Também estão entre suas atribuições o fortalecimento das relações da Intercom com entidades profissionais, associações de classe, instituições da sociedade civil e órgãos governamentais, além da organização das atividades artísticas que integram os congressos nacionais e regionais.


A atuação não se limita, portanto, à programação cultural realizada durante os eventos. A diretoria funciona como uma ponte entre a produção científica, as atividades de formação, as organizações profissionais e as diferentes maneiras pelas quais a Comunicação se expressa na sociedade.


Trajetória ligada à Folkcomunicação

Guilherme Fernandes é professor adjunto do Centro de Artes, Humanidades e Letras e docente permanente do Programa de Pós-Graduação em Comunicação da UFRB. Doutor em Comunicação e Cultura pela Universidade Federal do Rio de Janeiro (UFRJ), é mestre e graduado em Comunicação pela UFJF.


Seus estudos abrangem Folkcomunicação, censura às diversões públicas, televisão, cultura popular e representações da homossexualidade nas telenovelas. Na Intercom, mantém uma trajetória ligada à apresentação de pesquisas, à organização de atividades científicas e ao Grupo de Pesquisa Folkcomunicação.


Em 2023, recebeu o Prêmio Luiz Beltrão de Ciências da Comunicação na categoria Liderança Emergente. A distinção reconheceu sua atuação na pesquisa e na articulação do campo folkcomunicacional.
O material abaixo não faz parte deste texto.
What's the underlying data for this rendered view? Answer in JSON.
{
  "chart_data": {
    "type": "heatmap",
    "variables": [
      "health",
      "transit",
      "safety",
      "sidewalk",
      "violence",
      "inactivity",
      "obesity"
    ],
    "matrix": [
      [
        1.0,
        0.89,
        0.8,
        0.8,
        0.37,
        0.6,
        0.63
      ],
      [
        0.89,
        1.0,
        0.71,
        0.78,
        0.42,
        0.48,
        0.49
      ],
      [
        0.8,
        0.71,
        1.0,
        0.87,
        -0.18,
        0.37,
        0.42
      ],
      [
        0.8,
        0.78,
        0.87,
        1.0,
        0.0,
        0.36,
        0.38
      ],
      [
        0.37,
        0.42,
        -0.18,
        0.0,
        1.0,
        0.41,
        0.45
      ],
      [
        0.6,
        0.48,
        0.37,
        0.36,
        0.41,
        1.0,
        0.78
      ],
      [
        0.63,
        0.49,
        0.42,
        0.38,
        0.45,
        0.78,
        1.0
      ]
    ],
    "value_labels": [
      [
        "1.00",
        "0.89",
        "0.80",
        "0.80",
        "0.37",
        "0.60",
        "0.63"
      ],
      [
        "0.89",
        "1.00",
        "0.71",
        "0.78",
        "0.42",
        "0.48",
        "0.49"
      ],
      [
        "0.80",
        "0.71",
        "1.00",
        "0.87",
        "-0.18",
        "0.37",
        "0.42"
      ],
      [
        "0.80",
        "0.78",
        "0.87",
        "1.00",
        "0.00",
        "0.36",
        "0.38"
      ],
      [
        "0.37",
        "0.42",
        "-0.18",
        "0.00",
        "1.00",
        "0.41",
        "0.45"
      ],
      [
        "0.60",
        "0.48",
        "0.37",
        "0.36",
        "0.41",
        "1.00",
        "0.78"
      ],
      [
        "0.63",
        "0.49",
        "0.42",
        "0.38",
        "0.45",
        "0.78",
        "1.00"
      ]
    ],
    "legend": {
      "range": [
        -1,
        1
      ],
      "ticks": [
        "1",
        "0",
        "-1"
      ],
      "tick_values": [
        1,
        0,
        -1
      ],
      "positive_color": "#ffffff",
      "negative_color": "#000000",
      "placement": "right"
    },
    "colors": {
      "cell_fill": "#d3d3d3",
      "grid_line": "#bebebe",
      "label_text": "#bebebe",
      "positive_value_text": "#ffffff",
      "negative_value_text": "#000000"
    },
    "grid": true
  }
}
Guilherme também presidiu a Rede Folkcom em dois mandatos, entre 2019 e 2024. Durante esse período, esteve à frente da organização de conferências, publicações, parcerias institucionais e ações voltadas à ampliação nacional e internacional dos estudos de Folkcomunicação.


Folkcomunicação na gestão da Intercom

A chegada de Guilherme à Diretoria Cultural reforça a presença de pesquisadores da Folkcomunicação nos espaços de decisão das entidades científicas brasileiras. Sua experiência na Rede Folkcom encontra correspondência direta em atribuições como a articulação entre pesquisadores, instituições, atividades acadêmicas e manifestações culturais.
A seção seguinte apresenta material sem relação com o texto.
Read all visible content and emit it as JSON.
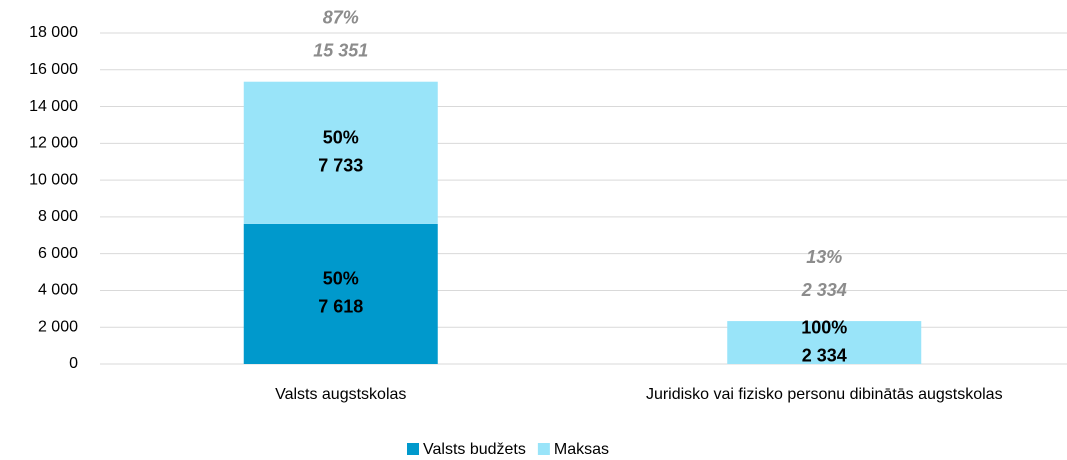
{
  "chart_data": {
    "type": "stacked_bar",
    "categories": [
      "Valsts augstskolas",
      "Juridisko vai fizisko personu dibinātās augstskolas"
    ],
    "series": [
      {
        "name": "Valsts budžets",
        "color": "#0099cc",
        "values": [
          7618,
          null
        ],
        "value_labels": [
          "7 618",
          null
        ],
        "shares": [
          50,
          null
        ],
        "share_labels": [
          "50%",
          null
        ]
      },
      {
        "name": "Maksas",
        "color": "#99e4f9",
        "values": [
          7733,
          2334
        ],
        "value_labels": [
          "7 733",
          "2 334"
        ],
        "shares": [
          50,
          100
        ],
        "share_labels": [
          "50%",
          "100%"
        ]
      }
    ],
    "totals": [
      15351,
      2334
    ],
    "total_labels": [
      "15 351",
      "2 334"
    ],
    "total_shares": [
      87,
      13
    ],
    "total_share_labels": [
      "87%",
      "13%"
    ],
    "ylim": [
      0,
      18000
    ],
    "yticks": [
      0,
      {
        "value": 2000,
        "label": "2 000"
      },
      {
        "value": 4000,
        "label": "4 000"
      },
      {
        "value": 6000,
        "label": "6 000"
      },
      {
        "value": 8000,
        "label": "8 000"
      },
      {
        "value": 10000,
        "label": "10 000"
      },
      {
        "value": 12000,
        "label": "12 000"
      },
      {
        "value": 14000,
        "label": "14 000"
      },
      {
        "value": 16000,
        "label": "16 000"
      },
      {
        "value": 18000,
        "label": "18 000"
      }
    ],
    "grid": true,
    "legend": "bottom"
  }
}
A própria história da Folkcomunicação mantém uma relação próxima com a Intercom. Além de conceder o Prêmio Luiz Beltrão, a entidade abriga um grupo de pesquisa dedicado à teoria brasileira e recebe, em seus congressos, atividades como as Jornadas Beltranianas, realizadas em parceria com a Rede Folkcom.
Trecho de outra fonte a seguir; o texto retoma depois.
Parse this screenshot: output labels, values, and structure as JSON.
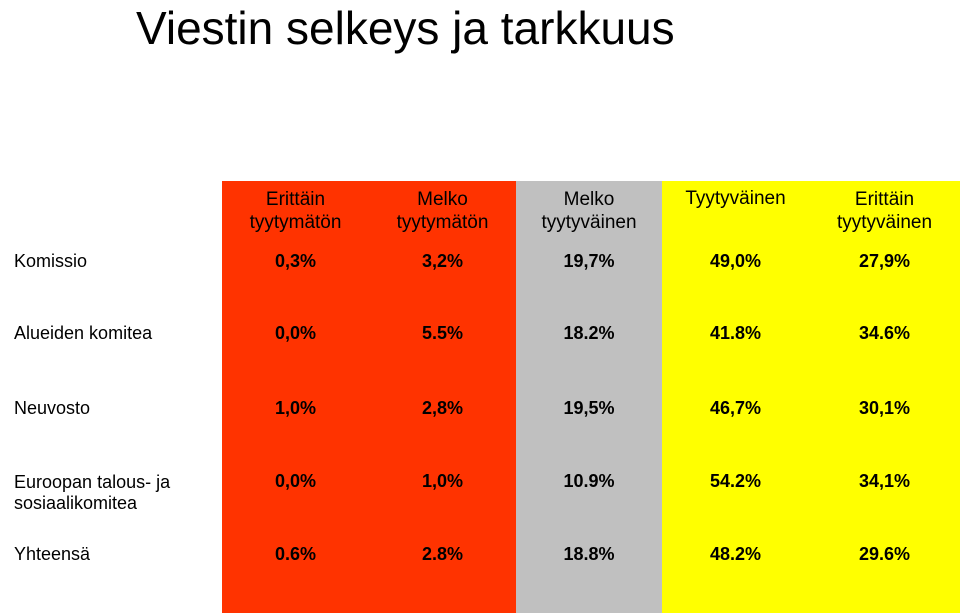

Na nova função, Guilherme passa da articulação de um campo de estudos para uma frente que atravessa toda a Intercom. Cursos, debates, parcerias e apresentações artísticas estarão sob uma diretoria conduzida por um pesquisador acostumado a pensar a cultura não como complemento da produção científica, mas como parte dos próprios processos de comunicação.